Orphan Black - 4ª Temporada | Crítica

Orphan Black para de fazer “experiências” e revela um quarto ano ainda mais seguro de sua narrativa

23.06.2016, às 12H58.
Atualizada em 29.06.2018, ÀS 02H43

Toda série de ficção científica passa por alguns problemas de comunicação com o público. Termos científicos e liberdades poéticas se misturam numa salada de referências que pode ficar complicada de acompanhar em alguns casos. E em quase todos os exemplos, a dinâmica é a mesma: os detalhes da mitologia começam a aparecer lentamente no primeiro ano e no segundo, novos elementos atravessam o ritmo e começam a se distanciar do espectador. Não há nada mais eficiente para provocar o desinteresse do interlocutor do que parar de se preocupar se ele está ou não entendendo o que você quer dizer.

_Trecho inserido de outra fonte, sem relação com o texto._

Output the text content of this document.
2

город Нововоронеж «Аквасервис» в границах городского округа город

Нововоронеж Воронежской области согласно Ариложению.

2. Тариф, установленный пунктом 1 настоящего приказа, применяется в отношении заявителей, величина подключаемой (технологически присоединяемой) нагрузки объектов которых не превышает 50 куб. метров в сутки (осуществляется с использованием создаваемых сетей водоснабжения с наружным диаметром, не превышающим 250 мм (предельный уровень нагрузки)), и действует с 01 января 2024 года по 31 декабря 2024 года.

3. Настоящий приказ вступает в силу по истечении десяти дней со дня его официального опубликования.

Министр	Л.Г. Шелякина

Foi exatamente o que aconteceu com a segunda temporada de Orphan Black, que resolveu jogar tantas informações no meio da trama, que um enfraquecimento de credibilidade foi inevitável. Dyad, Neolution, Proletheans... Nada daquilo parecia se enquadrar perfeitamente nos episódios e os roteiristas falharam em distribuir as expectativas. Na terceira temporada, eles precisaram usar metade do número total de semanas para arrumarem a casa, apararem arestas, e aproveitarem o tempo que ainda restava para suavizarem a narrativa e se concentrarem em um ponto de cada vez, reaproximando a história do espectador. 

Com os erros assumidos e corrigidos, os criadores do show tiveram um ano pra planejar como fazer uma quarta temporada segura, que não se deixasse seduzir completamente pela liberdade do gênero, evitando a verborragia desnecessária. Assim, focando-se no que tinha começado lá no primeiro ano, a série foi emblemática na sua condução e recuperou elementos que tinham funcionado, voltando até mesmo a eventos de antes do piloto, na intenção de abduzir os fãs que ainda resistiam. E deu certo.. Para aqueles que ficaram, a quarta temporada de Orphan Black foi, sem dúvida, a mais bem sucedida do show. 

Neolution 

Um dos primeiros elementos da mitologia que ficou esmagado pela avalanche de informações das temporadas seguintes à primeira, foi a organização chamada Neolution, que apesar de ter raízes em teorias consolidadas sobre evolução, não é parte da nossa realidade. Assim que superou os Proletheans, a primeira coisa que a série fez foi estabelecer que os dois grupos de clones pertenciam a mesma instituição. LEDA (com os clones femininos para pesquisa) e Castor (com os clones masculinos para fins militares) não só eram “filhos” da Neolution, como também vinham do mesmo material genético: Kendall Malone (Allison Steadman), a mãe da mãe adotiva de Sarah (Tatiana Maslany).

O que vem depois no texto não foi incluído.